The first effect of the S-400 delivery will be the cancellation of Turkey’s contracts to receive F-35s and Turkey’s advance payments will be refunded. The eight Turkish companies manufacturing parts for the aircraft will be replaced.
Unspoken, but inevitable, is the cutoff of Turkey’s ability to share intelligence information with us. As a NATO “ally” Turkey is privy to much — but not all — of the intelligence information we and our allies gather. Such intelligence sharing has gradually been reduced at least since the 2016 treaty with Russia and Iran. Now, it should be cut off entirely.
The second effect should be sanctions against Turkey under the 2017 Countering America’s Adversaries Through Sanctions Act, (CAATSA). CAATSA requires President Trump to impose sanctions against any person or government that engages in a significant transaction with the defense or intelligence sectors of the Russian government. Turkey’s $2.5 billion deal for S-400 missile systems is unquestionably significant in both military and political terms.
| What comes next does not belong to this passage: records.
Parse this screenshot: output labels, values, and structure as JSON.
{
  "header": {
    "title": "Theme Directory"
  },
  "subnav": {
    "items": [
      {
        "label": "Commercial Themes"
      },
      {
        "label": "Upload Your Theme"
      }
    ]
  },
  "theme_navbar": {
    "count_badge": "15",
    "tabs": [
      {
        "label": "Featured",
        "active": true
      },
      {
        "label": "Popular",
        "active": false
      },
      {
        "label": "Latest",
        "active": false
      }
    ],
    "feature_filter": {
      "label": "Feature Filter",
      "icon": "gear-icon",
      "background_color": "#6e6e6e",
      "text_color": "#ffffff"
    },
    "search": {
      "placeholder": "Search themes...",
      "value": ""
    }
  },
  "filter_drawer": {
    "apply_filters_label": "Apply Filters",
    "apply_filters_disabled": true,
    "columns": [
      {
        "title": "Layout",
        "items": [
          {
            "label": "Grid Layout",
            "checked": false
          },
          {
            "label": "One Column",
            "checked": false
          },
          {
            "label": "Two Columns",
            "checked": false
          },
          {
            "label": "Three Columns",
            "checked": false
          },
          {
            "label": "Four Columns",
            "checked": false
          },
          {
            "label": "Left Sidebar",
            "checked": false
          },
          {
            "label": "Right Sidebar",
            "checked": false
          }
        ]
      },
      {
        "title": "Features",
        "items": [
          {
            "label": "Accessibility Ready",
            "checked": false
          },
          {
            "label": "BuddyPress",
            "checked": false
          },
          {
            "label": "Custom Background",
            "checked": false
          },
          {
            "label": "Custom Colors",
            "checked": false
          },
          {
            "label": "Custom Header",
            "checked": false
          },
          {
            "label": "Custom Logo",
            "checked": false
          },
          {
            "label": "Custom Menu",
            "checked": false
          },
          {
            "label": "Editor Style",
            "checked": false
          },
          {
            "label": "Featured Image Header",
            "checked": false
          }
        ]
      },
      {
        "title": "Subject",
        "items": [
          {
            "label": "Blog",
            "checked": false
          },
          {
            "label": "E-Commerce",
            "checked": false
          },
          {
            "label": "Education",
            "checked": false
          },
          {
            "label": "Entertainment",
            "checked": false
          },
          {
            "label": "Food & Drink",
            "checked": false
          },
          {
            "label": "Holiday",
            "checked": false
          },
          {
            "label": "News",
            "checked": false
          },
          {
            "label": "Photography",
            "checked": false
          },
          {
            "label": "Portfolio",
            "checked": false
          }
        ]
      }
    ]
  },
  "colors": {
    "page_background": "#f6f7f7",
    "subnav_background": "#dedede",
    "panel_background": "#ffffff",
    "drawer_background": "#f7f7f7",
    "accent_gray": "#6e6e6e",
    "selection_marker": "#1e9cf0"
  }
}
CAATSA specifies 12 different sanctions from which the president is required to choose five. The sanctions range from prohibiting foreign exchange transactions in U.S. jurisdiction to a ban on travel to the United States of certain Turkish officials.
Mr. Erdogan has said that Mr. Trump should waive or delay economic sanctions against Turkey. It would be an enormous mistake to do so. Mr. Trump should order the imposition of whichever sanctions he chooses forthwith.
The third effect should be Turkey’s expulsion from NATO, which will be the hardest to achieve. It is no less important than the other effects, and in some ways the most important.
Mr. Trump has been entirely correct in criticizing most of our NATO allies for not contributing to their own defense. But being right has made him all the more unpopular among NATO heads of state. The most powerful leaders of the NATO nations other than the United States — Germany’s Angela Merkel, France’s Emmanuel Macron and, for now, the U.K.’s Theresa May — share a very low opinion of the president. They have proved themselves impervious to Mr. Trump’s admonishments on defense spending.
The NATO Treaty has no provision regarding the expulsion of a member, so any U.S. attempt to expel Turkey would have to be supported by all of the members other than Turkey. It would be a high-risk effort that should be attempted even if it is quite likely to fail.
If Mr. Trump demanded Turkey’s expulsion, that effort could be the dose of reality that our other European allies need to revive them to the threats we all face and their responsibility to help us deter or defeat them.
Any nation that, as has Turkey, allied itself with two of our most aggressive enemies — Russia and Iran — has already, by necessary implication, abandoned its commitment to the mutual defense obligation under Article V of the NATO treaty. Any NATO nation that has realigned itself with our enemies can no longer be a NATO member.
If NATO’s members refuse to deal with Turkey, and continue to refuse to invest in their own defense, NATO will have rendered itself a nullity.
• Jed Babbin, a deputy undersecretary of Defense in the George H.W. Bush administration, is the author of “In the Words of Our Enemies.”